Je déteste la mer. Elle envoûte par sa façade de cristal qui brille et danse comme une voile transparente parcourue par des milliers d'étoiles. Et par de là ce décor lyrique se cache un autre monde. Un monde froid, inconnu et dévorant tapis dans l'ombre de ses fonds. C'est cette duplicité qui m'a toujours répugné.Malgré ça, la sensation de mes pieds nus sur le sable ne m'a jamais déplu. Ainsi, je me baladais sur la plage, les sandales en mains et à une distance raisonnable de l'eau.
Mon amour pour l'histoire est la seule raison de ma venue. J'ai affolé quand on m'a informé dans le plus grand des secrets qu'un immense site antique a été découvert dans mon pays. Un site qui date de bien avant Athènes, les grandes pyramides et même Stonehenge.
Les fouilles seront financées par l'État lui-même. Ils avaient donné la supervision des fouilles à la faculté d'histoire notre université. Bien entendu, quand ils m'ont proposé de faire partie de l'équipe en charge des fouilles, j'ai automatiquement accepté. Une telle opportunité ne se présente pas deux fois. Ils avaient eux-mêmes sélectionné les étudiants en histoire, soi-disant pour les discussions, et nous ont fait signer un contrat de confidentialité pour je ne sais quelle raison. Ils insistaient vraiment sur le fait de tenir le secret.

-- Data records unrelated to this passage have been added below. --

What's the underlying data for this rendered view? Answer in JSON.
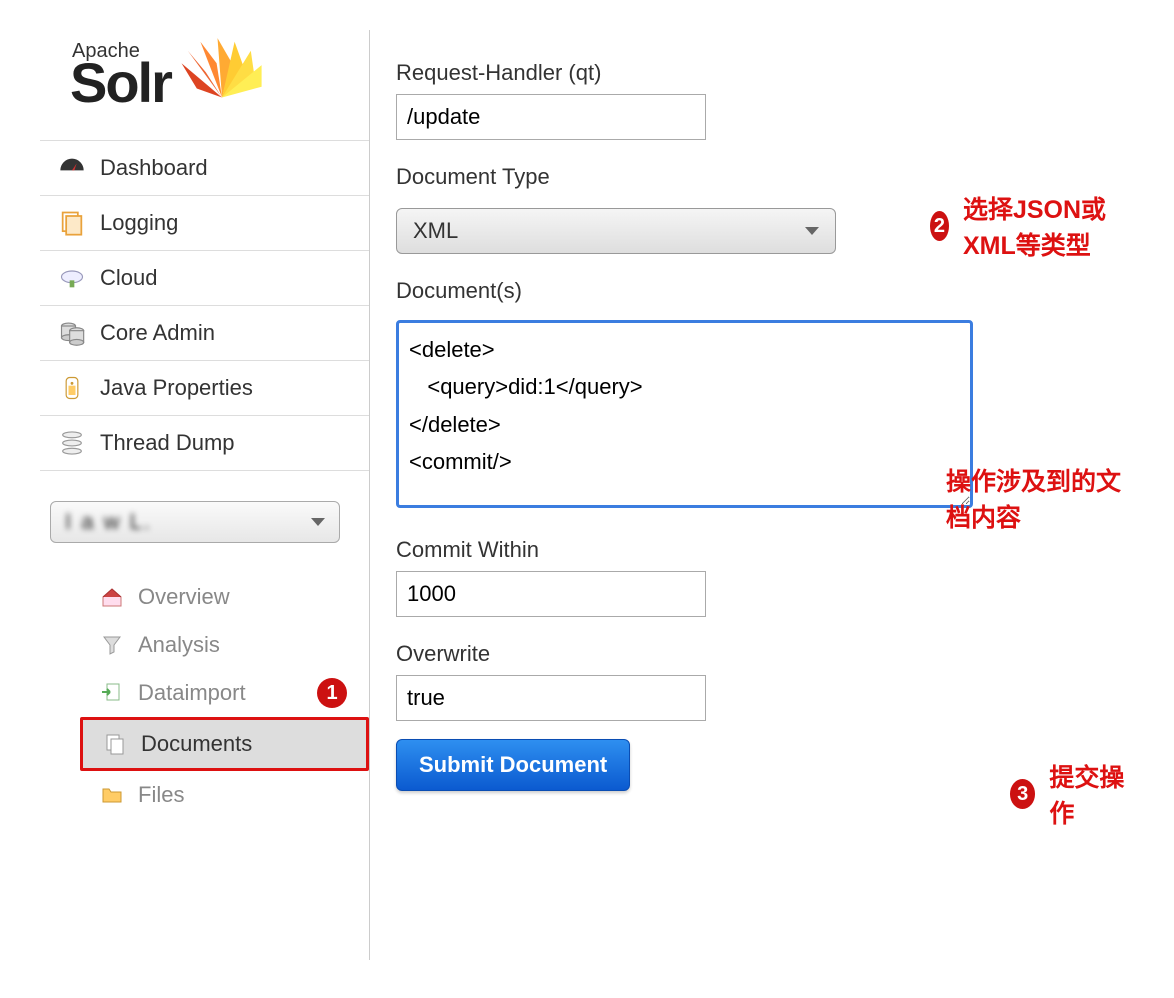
{
  "logo": {
    "apache": "Apache",
    "solr": "Solr"
  },
  "sidebar": {
    "items": [
      {
        "label": "Dashboard",
        "icon": "dashboard-icon"
      },
      {
        "label": "Logging",
        "icon": "logging-icon"
      },
      {
        "label": "Cloud",
        "icon": "cloud-icon"
      },
      {
        "label": "Core Admin",
        "icon": "coreadmin-icon"
      },
      {
        "label": "Java Properties",
        "icon": "java-icon"
      },
      {
        "label": "Thread Dump",
        "icon": "thread-icon"
      }
    ]
  },
  "subnav": {
    "items": [
      {
        "label": "Overview",
        "icon": "home-icon"
      },
      {
        "label": "Analysis",
        "icon": "funnel-icon"
      },
      {
        "label": "Dataimport",
        "icon": "import-icon"
      },
      {
        "label": "Documents",
        "icon": "documents-icon"
      },
      {
        "label": "Files",
        "icon": "folder-icon"
      }
    ]
  },
  "form": {
    "qt_label": "Request-Handler (qt)",
    "qt_value": "/update",
    "doctype_label": "Document Type",
    "doctype_value": "XML",
    "docs_label": "Document(s)",
    "docs_value": "<delete>\n   <query>did:1</query>\n</delete>\n<commit/>",
    "commit_label": "Commit Within",
    "commit_value": "1000",
    "overwrite_label": "Overwrite",
    "overwrite_value": "true",
    "submit_label": "Submit Document"
  },
  "annotations": {
    "badge1": "1",
    "badge2": "2",
    "text2": "选择JSON或XML等类型",
    "docs_text": "操作涉及到的文档内容",
    "badge3": "3",
    "text3": "提交操作"
  }
}
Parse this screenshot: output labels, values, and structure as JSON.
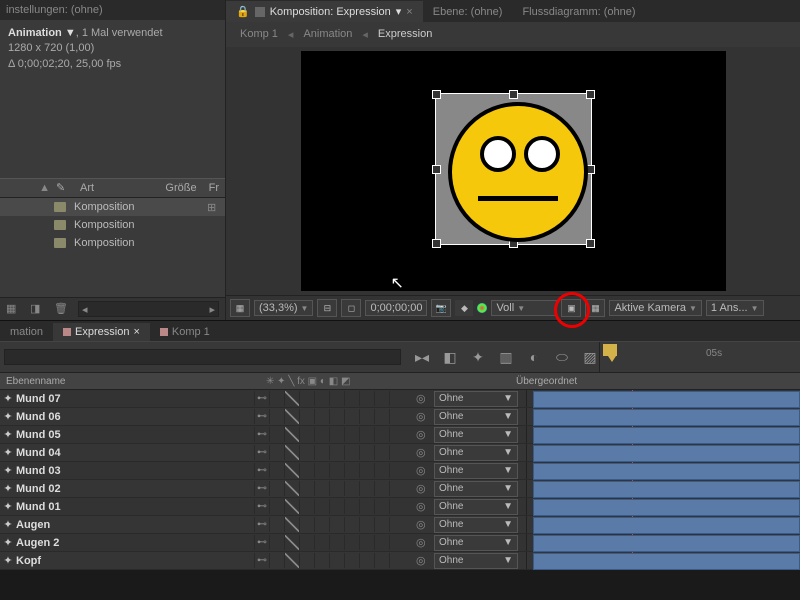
{
  "settings": {
    "title": "instellungen: (ohne)"
  },
  "compInfo": {
    "name": "Animation",
    "used": ", 1 Mal verwendet",
    "res": "1280 x 720 (1,00)",
    "dur": "Δ 0;00;02;20, 25,00 fps"
  },
  "projectHeader": {
    "art": "Art",
    "size": "Größe",
    "fr": "Fr"
  },
  "projectItems": [
    {
      "name": "Komposition"
    },
    {
      "name": "Komposition"
    },
    {
      "name": "Komposition"
    }
  ],
  "viewerTabs": {
    "main": "Komposition: Expression",
    "layer": "Ebene: (ohne)",
    "flow": "Flussdiagramm: (ohne)"
  },
  "crumbs": {
    "a": "Komp 1",
    "b": "Animation",
    "c": "Expression"
  },
  "viewerBar": {
    "zoom": "(33,3%)",
    "time": "0;00;00;00",
    "res": "Voll",
    "cam": "Aktive Kamera",
    "views": "1 Ans..."
  },
  "tlTabs": {
    "a": "mation",
    "b": "Expression",
    "c": "Komp 1"
  },
  "ruler": {
    "t5": "05s"
  },
  "colHdr": {
    "name": "Ebenenname",
    "parent": "Übergeordnet"
  },
  "parentDefault": "Ohne",
  "layers": [
    {
      "name": "Mund 07"
    },
    {
      "name": "Mund 06"
    },
    {
      "name": "Mund 05"
    },
    {
      "name": "Mund 04"
    },
    {
      "name": "Mund 03"
    },
    {
      "name": "Mund 02"
    },
    {
      "name": "Mund 01"
    },
    {
      "name": "Augen"
    },
    {
      "name": "Augen 2"
    },
    {
      "name": "Kopf"
    }
  ]
}
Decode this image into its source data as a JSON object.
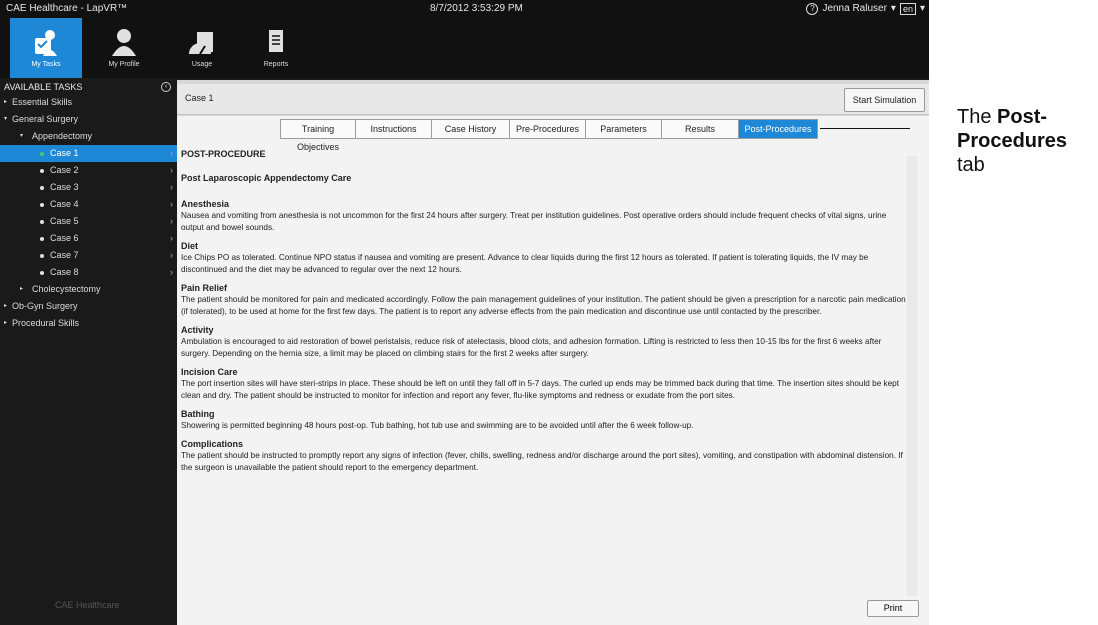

En tout on était 49. Nous tous étions impatients. Faire revivre une histoire ensevelie il y a des milliers d'années provoquerait l'excitation de tout archéologues. D'autant plus que d'après la datation thermique des quelques objets qu'on nous a envoyés montrait que les reliques avaient été fabriquées il y a plus de 12000 ans.
Cela déclenchera une euphorie générale une fois la nouvelle rendue publique. Jamais au paravent une bâtisse aussi complexe et aussi ancienne n'avait été découvert. Qui plus est en Afrique !
Un truc clochait cependant. L'île où devait se passer les fouilles avait mauvaise réputation. À ce moment, je ne saisissais pas la raison. J'ai vu au préalable des photos du paysage. La géographie de ce bout de terre était hors du commun. Cette partie de la côte était parcourue de gigantesque dent au forme extravagante qui interdisait tout navire d'accoster. Nulle part au Sénégal on apercevait un aussi beau décor.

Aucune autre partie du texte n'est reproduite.